Embodied multi-modal sensing with a soft modular arm powered by physical reservoir computing
Jun Wang, Suyi Li
TL;DR
The paper addresses the challenge of high-fidelity sensing in soft robots by leveraging physical reservoir computing (PRC) with embedded bending sensors. It demonstrates that a four-module soft modular arm, actuated by shape memory alloys and equipped with 12 bending sensors, can simultaneously predict body posture and extract payload information (weight and orientation) using simple linear readouts trained on reservoir states. The results show high discrimination between similar payloads, robustness to sensor dropouts, and performance gains over visual data in weight estimation and precise classification. This embodied sensing approach reduces hardware and computational complexity, enabling real-time, multi-modal perception and paving the way for adaptive closed-loop control in soft robotics.
Abstract
Soft robots have become increasingly popular for complex manipulation tasks requiring gentle and safe contact.
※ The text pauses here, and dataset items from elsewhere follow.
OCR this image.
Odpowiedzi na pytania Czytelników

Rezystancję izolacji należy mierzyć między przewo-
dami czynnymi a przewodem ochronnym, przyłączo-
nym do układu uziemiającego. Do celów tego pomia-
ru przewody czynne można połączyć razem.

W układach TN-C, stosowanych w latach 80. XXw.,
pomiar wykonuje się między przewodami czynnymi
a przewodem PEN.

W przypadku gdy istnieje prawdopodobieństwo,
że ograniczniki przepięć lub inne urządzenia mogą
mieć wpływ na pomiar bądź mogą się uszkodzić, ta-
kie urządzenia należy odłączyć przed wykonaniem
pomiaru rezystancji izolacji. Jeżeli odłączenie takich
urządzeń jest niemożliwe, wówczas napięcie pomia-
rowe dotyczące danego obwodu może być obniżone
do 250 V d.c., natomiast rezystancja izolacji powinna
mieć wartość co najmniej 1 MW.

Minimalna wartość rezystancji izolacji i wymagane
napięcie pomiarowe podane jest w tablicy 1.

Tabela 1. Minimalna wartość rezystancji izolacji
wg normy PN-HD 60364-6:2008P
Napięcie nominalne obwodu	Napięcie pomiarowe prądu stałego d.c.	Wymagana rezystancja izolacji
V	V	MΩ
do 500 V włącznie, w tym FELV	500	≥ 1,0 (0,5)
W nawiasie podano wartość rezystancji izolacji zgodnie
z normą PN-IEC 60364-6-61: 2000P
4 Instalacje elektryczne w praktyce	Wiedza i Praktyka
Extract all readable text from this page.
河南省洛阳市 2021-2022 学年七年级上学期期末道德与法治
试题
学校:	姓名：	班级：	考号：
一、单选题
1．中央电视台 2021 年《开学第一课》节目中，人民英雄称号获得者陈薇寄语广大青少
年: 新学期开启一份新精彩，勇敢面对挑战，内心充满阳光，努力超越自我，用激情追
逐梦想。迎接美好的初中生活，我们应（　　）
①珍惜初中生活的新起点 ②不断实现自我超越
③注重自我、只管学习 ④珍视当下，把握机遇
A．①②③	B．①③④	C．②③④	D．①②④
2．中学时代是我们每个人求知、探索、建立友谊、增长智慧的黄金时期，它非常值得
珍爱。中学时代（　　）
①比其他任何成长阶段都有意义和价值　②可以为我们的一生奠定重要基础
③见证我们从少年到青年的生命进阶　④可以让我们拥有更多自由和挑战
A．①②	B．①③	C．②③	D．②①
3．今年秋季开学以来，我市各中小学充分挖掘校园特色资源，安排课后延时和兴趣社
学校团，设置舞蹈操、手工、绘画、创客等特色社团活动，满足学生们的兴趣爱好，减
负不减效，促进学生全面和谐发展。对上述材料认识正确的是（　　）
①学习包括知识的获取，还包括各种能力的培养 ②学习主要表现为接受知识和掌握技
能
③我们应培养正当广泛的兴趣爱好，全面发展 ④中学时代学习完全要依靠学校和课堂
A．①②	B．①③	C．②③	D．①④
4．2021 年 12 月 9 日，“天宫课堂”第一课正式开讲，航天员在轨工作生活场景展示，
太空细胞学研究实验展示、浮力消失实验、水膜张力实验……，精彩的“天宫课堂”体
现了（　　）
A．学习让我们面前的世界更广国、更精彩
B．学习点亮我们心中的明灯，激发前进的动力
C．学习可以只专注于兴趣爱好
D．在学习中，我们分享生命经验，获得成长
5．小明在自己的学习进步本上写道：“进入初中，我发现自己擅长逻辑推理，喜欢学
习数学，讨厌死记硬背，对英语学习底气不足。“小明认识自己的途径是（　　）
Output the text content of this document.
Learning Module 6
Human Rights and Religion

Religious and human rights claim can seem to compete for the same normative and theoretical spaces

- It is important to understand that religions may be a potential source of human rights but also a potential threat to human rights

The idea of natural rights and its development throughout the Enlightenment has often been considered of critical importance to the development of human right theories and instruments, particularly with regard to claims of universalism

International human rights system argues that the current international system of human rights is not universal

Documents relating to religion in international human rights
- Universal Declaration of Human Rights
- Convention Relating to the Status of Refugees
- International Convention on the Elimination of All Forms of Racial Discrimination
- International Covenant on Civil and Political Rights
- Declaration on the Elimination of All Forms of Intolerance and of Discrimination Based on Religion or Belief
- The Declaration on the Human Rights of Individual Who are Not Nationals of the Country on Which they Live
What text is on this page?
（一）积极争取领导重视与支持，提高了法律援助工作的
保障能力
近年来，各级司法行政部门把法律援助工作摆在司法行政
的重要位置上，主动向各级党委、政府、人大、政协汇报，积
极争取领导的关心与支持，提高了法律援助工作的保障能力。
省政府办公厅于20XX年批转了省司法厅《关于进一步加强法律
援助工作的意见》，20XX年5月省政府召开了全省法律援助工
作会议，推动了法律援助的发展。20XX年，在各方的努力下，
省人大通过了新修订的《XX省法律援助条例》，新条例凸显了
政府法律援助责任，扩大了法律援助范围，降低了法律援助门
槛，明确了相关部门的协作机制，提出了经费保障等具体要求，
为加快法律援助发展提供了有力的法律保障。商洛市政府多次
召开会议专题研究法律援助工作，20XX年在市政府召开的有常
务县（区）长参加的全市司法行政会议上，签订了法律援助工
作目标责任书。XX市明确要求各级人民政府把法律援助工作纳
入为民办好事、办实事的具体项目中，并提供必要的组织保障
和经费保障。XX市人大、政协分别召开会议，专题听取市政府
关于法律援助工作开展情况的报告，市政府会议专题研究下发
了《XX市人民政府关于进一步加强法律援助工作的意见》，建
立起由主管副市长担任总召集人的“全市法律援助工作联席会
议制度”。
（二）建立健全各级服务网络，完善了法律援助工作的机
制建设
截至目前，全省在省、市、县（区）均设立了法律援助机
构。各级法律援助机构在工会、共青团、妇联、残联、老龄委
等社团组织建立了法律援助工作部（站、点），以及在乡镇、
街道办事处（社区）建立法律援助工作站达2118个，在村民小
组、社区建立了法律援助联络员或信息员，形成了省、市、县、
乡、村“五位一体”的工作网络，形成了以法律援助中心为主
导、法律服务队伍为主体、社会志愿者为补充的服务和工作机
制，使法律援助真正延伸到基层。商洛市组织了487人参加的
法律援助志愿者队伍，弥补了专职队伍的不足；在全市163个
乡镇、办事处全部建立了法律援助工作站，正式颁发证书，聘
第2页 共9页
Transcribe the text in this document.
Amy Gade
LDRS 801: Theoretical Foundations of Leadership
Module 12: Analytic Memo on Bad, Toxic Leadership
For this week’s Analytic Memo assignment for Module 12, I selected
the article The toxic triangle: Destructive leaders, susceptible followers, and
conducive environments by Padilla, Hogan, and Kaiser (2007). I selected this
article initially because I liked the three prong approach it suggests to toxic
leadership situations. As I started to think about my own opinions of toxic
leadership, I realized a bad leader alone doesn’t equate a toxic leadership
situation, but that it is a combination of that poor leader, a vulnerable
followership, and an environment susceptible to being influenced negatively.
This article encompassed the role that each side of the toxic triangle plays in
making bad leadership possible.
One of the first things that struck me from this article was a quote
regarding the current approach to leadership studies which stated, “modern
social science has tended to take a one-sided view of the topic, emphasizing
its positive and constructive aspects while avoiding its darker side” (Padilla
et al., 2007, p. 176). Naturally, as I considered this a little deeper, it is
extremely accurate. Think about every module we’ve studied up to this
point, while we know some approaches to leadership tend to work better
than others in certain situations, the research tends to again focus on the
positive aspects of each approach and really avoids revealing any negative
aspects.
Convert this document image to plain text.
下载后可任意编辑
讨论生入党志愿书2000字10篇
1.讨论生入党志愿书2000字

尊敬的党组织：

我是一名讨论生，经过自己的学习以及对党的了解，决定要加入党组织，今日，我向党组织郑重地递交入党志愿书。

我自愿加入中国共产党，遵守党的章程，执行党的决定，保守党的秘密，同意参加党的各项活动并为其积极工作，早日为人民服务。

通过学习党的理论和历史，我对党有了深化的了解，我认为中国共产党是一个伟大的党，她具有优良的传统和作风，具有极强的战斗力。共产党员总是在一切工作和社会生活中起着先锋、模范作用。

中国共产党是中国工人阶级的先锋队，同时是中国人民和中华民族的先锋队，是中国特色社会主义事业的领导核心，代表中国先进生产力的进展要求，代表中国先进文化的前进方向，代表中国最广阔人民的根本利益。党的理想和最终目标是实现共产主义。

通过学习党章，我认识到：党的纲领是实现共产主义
However, their softness makes accurate control challenging, and high-fidelity sensing is a prerequisite to adequate control performance. To this end, many flexible and embedded sensors have been created over the past decade, but they inevitably increase the robot's complexity and stiffness. This study demonstrates a novel approach that uses simple bending strain gauges embedded inside a modular arm to extract complex information regarding its deformation and working conditions. The core idea is based on physical reservoir computing (PRC): A soft body's rich nonlinear dynamic responses, captured by the inter-connected bending sensor network, could be utilized for complex multi-modal sensing with a simple linear regression algorithm. Our results show that the soft modular arm reservoir can accurately predict body posture (bending angle), estimate payload weight, determine payload orientation, and even differentiate two payloads with only minimal difference in weight -- all using minimal digital computing power.